Notation Probability density function ${\mathcal {CB}}(\lambda )$ $\lambda \in (0,1)$ $x\in [0,1]$ $C(\lambda )\lambda ^{x}(1-\lambda )^{1-x}\!$ where $C(\lambda )={\begin{cases}2&{\text{if }}\lambda ={\frac {1}{2}}\\{\frac {2\tanh ^{-1}(1-2\lambda )}{1-2\lambda }}&{\text{ otherwise}}\end{cases}}$ ${\begin{cases}x&{\text{ if }}\lambda ={\frac {1}{2}}\\{\frac {\lambda ^{x}(1-\lambda )^{1-x}+\lambda -1}{2\lambda -1}}&{\text{ otherwise}}\end{cases}}\!$ $\operatorname {E} [X]={\begin{cases}{\frac {1}{2}}&{\text{ if }}\lambda ={\frac {1}{2}}\\{\frac {\lambda }{2\lambda -1}}+{\frac {1}{2\tanh ^{-1}(1-2\lambda )}}&{\text{ otherwise}}\end{cases}}\!$ $\operatorname {var} [X]={\begin{cases}{\frac {1}{12}}&{\text{ if }}\lambda ={\frac {1}{2}}\\{\frac {(1-\lambda )\lambda }{(1-2\lambda )^{2}}}+{\frac {1}{(2\tanh ^{-1}(1-2\lambda ))^{2}}}&{\text{ otherwise}}\end{cases}}\!$ $p(x|\lambda )\propto \lambda ^{x}(1-\lambda )^{1-x}.$ The continuous Bernoulli distribution arises in deep learning and computer vision, specifically in the context of variational autoencoders, for modeling the pixel intensities of natural images. As such, it defines a proper probabilistic counterpart for the commonly used binary cross entropy loss, which is often applied to continuous, $[0,1]$ -valued data. This practice amounts to ignoring the normalizing constant of the continuous Bernoulli distribution, since the binary cross entropy loss only defines a true log-likelihood for discrete, $\{0,1\}$ -valued data.

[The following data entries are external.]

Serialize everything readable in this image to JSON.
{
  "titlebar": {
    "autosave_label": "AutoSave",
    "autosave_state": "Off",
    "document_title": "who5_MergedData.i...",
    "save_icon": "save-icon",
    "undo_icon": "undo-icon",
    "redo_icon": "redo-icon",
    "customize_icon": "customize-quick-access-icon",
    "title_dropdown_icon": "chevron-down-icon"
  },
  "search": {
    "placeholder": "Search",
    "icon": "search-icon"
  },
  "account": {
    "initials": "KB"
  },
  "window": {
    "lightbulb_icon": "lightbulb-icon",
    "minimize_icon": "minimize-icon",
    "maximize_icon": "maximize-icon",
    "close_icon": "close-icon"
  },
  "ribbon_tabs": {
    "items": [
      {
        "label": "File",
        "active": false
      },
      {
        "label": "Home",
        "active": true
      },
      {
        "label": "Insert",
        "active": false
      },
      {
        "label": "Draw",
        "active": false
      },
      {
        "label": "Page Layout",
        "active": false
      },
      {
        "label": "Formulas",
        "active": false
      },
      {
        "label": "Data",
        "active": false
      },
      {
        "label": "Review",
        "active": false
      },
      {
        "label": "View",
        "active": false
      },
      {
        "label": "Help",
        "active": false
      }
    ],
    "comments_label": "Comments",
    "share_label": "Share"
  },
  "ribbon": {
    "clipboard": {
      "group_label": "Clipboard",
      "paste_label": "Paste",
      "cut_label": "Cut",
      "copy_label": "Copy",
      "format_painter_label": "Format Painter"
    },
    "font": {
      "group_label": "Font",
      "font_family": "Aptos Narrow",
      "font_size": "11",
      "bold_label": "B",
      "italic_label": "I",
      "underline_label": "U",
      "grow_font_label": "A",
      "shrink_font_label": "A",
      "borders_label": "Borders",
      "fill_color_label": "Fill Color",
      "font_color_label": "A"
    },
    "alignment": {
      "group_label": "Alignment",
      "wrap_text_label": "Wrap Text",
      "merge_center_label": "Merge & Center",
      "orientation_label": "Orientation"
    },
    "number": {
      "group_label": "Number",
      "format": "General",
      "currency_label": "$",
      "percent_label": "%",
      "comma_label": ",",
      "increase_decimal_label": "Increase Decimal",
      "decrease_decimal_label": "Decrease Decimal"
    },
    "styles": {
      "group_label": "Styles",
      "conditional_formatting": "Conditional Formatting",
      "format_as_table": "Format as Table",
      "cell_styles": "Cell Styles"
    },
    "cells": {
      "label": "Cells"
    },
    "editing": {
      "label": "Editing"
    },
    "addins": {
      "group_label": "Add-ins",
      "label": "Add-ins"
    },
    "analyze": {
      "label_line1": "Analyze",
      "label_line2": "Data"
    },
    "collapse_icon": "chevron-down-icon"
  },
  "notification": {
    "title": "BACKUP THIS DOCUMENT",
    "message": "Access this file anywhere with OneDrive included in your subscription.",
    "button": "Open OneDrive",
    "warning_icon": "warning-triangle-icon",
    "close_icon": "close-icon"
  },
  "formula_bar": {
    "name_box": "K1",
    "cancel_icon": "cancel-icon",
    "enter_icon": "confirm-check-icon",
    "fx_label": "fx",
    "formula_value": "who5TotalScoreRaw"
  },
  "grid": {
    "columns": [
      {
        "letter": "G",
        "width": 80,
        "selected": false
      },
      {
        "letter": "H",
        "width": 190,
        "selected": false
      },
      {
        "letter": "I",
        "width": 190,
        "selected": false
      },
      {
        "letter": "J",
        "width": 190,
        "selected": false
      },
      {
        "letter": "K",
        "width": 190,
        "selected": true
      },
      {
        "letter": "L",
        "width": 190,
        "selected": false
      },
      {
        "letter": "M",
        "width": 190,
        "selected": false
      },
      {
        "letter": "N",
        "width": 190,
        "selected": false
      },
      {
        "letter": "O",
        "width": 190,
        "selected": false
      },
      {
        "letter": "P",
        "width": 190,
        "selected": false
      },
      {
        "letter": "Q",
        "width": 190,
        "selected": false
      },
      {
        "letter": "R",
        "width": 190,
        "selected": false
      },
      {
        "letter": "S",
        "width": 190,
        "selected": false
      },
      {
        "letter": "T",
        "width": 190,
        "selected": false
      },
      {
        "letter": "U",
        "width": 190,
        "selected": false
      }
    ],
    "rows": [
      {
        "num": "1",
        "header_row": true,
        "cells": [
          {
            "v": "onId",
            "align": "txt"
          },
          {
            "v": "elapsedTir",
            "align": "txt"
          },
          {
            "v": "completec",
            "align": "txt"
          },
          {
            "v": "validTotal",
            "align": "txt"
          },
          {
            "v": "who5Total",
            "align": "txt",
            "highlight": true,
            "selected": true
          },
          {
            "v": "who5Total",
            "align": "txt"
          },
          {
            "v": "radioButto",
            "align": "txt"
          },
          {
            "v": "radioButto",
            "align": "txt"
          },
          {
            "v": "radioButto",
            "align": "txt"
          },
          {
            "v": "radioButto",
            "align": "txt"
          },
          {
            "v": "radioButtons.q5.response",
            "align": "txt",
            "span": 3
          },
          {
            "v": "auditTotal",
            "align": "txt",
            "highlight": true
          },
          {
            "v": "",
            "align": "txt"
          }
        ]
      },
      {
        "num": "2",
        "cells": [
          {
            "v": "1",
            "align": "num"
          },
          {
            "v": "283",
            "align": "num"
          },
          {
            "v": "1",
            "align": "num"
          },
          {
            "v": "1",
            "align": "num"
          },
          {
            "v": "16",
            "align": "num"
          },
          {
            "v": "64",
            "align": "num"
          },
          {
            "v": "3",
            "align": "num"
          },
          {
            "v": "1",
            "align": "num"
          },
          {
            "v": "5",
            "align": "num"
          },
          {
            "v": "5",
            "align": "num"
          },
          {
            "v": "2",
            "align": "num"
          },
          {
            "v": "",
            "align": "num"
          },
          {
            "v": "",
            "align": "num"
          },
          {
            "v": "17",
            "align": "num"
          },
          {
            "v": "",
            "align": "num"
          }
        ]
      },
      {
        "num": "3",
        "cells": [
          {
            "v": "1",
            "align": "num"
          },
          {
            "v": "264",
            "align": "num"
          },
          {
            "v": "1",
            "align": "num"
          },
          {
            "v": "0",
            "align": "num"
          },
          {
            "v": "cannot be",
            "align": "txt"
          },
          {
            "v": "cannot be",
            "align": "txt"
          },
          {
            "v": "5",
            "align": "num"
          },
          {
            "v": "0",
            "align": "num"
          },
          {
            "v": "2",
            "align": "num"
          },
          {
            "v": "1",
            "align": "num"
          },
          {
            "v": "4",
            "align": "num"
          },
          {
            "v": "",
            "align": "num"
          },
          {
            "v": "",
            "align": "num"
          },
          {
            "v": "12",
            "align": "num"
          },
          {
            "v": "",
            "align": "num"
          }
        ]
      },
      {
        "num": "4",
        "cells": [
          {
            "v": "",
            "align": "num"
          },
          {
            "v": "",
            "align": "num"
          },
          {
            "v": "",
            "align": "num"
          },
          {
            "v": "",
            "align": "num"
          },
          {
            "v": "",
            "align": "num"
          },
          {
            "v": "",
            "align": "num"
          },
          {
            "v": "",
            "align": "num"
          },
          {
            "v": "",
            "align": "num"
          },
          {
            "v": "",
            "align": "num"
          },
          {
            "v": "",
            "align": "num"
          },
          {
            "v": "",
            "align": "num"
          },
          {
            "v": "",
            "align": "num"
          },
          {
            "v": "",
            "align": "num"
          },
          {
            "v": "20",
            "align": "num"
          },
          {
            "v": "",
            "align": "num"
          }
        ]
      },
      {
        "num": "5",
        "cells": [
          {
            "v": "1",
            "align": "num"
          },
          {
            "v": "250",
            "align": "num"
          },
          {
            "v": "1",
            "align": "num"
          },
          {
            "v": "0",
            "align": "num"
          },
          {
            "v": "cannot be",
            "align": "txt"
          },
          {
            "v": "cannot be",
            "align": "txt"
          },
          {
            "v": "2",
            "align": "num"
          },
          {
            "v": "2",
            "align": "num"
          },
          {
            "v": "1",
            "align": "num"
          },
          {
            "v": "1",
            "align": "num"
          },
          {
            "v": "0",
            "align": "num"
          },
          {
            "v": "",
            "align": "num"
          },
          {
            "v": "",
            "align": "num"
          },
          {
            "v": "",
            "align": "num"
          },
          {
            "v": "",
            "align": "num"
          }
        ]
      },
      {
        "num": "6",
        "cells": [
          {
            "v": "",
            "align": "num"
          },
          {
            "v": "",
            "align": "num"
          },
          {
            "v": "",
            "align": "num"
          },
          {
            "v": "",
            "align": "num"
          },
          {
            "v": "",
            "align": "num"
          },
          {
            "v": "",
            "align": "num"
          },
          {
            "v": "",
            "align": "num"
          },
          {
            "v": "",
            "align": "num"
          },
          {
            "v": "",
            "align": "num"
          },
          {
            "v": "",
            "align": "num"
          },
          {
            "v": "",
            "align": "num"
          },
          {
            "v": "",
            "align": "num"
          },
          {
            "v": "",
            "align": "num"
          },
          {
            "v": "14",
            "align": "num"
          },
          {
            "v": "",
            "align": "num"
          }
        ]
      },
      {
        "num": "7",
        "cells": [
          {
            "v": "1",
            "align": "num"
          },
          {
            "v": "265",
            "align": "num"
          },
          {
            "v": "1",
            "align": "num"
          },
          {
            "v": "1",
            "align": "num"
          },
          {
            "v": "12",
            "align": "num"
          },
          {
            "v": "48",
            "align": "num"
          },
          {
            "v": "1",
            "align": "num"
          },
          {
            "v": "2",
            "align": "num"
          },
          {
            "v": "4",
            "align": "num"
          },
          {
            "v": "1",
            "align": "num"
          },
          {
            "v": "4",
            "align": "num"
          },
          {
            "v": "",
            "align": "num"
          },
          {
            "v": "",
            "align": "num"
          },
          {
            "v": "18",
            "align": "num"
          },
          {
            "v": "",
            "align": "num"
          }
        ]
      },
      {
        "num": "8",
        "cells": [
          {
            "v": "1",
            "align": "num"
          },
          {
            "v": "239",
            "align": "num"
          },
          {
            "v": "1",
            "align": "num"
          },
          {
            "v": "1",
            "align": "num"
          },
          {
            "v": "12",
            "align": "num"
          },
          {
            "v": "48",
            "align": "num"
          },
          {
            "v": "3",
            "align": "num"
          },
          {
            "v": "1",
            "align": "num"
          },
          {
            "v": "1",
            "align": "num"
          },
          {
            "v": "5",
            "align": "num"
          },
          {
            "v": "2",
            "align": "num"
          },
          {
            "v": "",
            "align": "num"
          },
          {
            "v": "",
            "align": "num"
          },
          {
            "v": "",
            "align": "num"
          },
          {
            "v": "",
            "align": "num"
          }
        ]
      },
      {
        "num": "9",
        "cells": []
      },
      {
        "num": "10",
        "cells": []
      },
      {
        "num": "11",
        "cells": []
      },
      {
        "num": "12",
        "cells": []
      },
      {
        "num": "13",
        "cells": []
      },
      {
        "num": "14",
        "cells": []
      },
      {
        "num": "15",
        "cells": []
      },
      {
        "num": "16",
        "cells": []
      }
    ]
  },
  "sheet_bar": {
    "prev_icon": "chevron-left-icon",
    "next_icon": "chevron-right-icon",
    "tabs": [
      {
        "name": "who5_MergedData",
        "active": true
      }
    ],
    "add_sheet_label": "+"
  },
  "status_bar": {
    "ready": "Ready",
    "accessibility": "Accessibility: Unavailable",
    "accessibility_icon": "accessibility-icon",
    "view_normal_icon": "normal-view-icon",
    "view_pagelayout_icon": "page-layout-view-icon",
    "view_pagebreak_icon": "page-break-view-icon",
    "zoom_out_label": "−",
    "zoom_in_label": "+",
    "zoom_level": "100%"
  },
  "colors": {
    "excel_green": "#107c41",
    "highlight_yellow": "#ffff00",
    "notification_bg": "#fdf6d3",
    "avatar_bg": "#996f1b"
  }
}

The continuous Bernoulli also defines an exponential family of distributions. Writing $\eta =\log \left(\lambda /(1-\lambda )\right)$ for the natural parameter, the density can be rewritten in canonical form: $p(x|\eta )\propto \exp(\eta x)$ .

## Related distributions

### Bernoulli distribution

The continuous Bernoulli can be thought of as a continuous relaxation of the Bernoulli distribution, which is defined on the discrete set $\{0,1\}$  by the probability mass function:

$p(x)=p^{x}(1-p)^{1-x},$

where $p$  is a scalar parameter between 0 and 1. Applying this same functional form on the continuous interval $[0,1]$  results in the continuous Bernoulli probability density function, up to a normalizing constant.

### Beta distribution

The Beta distribution has the density function:

$p(x)\propto x^{\alpha -1}(1-x)^{\beta -1},$

which can be re-written as:

$p(x)\propto x_{1}^{\alpha _{1}-1}x_{2}^{\alpha _{2}-1},$

where $\alpha _{1},\alpha _{2}$  are positive scalar parameters, and $(x_{1},x_{2})$  represents an arbitrary point inside the 1-simplex, $\Delta ^{1}=\{(x_{1},x_{2}):x_{1}>0,x_{2}>0,x_{1}+x_{2}=1\}$ . Switching the role of the parameter and the argument in this density function, we obtain:

$p(x)\propto \alpha _{1}^{x_{1}}\alpha _{2}^{x_{2}}.$

This family is only identifiable up to the linear constraint $\alpha _{1}+\alpha _{2}=1$ , whence we obtain:

$p(x)\propto \lambda ^{x_{1}}(1-\lambda )^{x_{2}},$

corresponding exactly to the continuous Bernoulli density.

### Exponential distribution

An exponential distribution restricted to the unit interval is equivalent to a continuous Bernoulli distribution with appropriate parameter.

### Continuous categorical distribution

The multivariate generalization of the continuous Bernoulli is called the continuous-categorical.